File "/home/ray/anaconda3/lib/python3.12/site-packages/ray-3.0.1.dev0+dbg-py3.12-linux-aarch64.egg/ray/dashboard/modules/job/job_agent.py", line 46, in submit_job
submission_id = await self.get_job_manager().submit_job(
^^^^^^^^^^^^^^^^^^^^^^^^^^^^^^^^^^^^^^^^
File "/home/ray/anaconda3/lib/python3.12/site-packages/ray-3.0.1.dev0+dbg-py3.12-linux-aarch64.egg/ray/dashboard/modules/job/job_manager.py", line 505, in submit_job
raise ValueError(
ValueError: Job with submission_id raysubmit_BwKc7baRSvxcpFYe already exists.
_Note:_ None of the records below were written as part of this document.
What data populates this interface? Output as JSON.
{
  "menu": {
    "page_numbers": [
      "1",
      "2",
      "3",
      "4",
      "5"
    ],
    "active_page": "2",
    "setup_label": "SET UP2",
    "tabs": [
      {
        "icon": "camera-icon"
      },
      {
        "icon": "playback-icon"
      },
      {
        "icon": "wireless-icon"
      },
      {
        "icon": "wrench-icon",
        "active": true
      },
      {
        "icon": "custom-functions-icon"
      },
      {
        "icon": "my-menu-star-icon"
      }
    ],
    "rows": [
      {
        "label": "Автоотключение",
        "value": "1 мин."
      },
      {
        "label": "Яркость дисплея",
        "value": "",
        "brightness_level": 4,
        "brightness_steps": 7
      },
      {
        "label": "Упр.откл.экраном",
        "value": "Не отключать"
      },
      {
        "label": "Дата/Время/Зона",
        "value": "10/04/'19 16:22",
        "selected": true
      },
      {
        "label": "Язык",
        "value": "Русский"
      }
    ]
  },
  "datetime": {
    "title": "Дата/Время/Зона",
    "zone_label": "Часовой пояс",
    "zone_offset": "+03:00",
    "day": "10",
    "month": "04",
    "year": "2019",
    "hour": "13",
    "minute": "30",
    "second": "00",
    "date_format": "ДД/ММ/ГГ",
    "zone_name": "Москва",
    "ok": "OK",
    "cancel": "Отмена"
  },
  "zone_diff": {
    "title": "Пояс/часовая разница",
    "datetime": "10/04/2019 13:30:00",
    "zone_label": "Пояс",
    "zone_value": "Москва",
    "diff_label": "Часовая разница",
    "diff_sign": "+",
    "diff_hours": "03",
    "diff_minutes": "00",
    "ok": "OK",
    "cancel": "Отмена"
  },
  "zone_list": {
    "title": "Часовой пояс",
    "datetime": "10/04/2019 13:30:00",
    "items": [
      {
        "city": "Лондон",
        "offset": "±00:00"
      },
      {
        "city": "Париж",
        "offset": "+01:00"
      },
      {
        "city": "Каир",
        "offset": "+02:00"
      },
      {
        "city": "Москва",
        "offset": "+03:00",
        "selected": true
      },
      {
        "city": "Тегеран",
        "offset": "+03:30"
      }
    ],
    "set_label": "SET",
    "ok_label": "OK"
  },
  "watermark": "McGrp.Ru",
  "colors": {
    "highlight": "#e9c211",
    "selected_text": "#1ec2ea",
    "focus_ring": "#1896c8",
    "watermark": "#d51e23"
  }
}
Please use a different submission_id.
Here is the concrete call site of this RPC. call_site.log
The root cause may be that InternalKVPut
, which is not idempotent here, retries incorrectly when encountering transient error, without checking whether the put operation is done or not.
Versions / Dependencies
Ray 3.0.0.dev, Kuberay 1.3.0
Reproduction script
Start a RayCluster
using Kuberay
. Then run the any script with ray job submit SDK.
Transient network failure can be reproduced with gRPC interceptor.
Issue Severity
Medium: It is a significant difficulty but I can work around it.